Spending patterns thus far vary greatly by districtEdsource reported in June that “about a fifth of districts had spent 80% or more of their ESSER III funding as of the end of March, and a fifth had spent less than 20%.”  As of that date, Fresno Unified had spent 27% of funds, Oakland Unified 40%, and West Contra Costa Unified 39%. However, of the 20% of funds that must be reserved to address pandemic-related learning setbacks, Fresno Unified had spent 63% of those funds, whereas Oakland Unified had spent 0% and West Contra Costa 0.22%. Allocation and spending information (at a very broad level) for all LEAs can be found here

Given the demonstrated academic needs in both West Contra Costa and Oakland Unified, it is imperative that these districts, and all districts, spend wisely and strategically to address the exacerbation of disparities and the unfinished learning caused by the COVID-19 pandemic. This could involve  implementing high-dosage tutoring or other evidence-based practices for learning recovery and acceleration. 

LEAs have cited varied justifications for lack of spending, including supply chain issues, concerns about using one-time funding for ongoing programs, navigating reporting requirements, and the growing problem of staffing shortages across the state. Whatever the case, California’s system of spending, tracking, and reporting needs to be strengthened in order to achieve financial adequacy, transparency, and accountability. 

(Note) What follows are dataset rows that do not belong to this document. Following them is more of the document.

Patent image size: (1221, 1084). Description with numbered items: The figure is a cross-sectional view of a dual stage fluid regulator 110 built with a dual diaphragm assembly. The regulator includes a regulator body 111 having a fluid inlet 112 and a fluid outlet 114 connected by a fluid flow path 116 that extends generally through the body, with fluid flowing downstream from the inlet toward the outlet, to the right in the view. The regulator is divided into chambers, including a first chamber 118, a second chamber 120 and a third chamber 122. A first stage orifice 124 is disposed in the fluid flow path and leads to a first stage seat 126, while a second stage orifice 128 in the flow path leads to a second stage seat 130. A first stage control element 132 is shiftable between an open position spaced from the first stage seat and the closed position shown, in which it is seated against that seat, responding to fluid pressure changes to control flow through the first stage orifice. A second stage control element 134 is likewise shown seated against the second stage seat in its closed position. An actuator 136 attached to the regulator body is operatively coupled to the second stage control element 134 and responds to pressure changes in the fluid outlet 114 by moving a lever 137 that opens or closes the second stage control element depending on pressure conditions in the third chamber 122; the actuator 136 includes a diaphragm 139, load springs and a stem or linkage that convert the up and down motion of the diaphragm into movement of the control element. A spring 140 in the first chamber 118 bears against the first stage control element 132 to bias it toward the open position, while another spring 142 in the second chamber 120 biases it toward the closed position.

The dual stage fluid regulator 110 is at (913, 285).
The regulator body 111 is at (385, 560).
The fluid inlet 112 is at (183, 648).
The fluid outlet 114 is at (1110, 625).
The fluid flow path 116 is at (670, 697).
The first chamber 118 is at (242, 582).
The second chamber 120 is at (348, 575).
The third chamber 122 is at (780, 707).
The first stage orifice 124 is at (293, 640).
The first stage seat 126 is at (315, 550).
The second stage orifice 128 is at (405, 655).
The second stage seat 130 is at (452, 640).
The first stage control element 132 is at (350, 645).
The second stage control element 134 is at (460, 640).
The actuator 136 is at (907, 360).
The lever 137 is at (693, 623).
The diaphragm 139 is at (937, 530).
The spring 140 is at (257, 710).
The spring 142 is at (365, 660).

Molly Moloney is the Director of Policy and Data for GO Public Schools, a nonprofit organization that amplifies the work of families and their champions to promote and advocate for equitable public education of underserved students in California. Her work on the “Local Impact Team” supports GO’s local clusters with data reporting and policy campaigns. She previously worked as an elementary educator, a literacy coach, an assessment and compliance administrator, and a research sociologist focused on youth issues.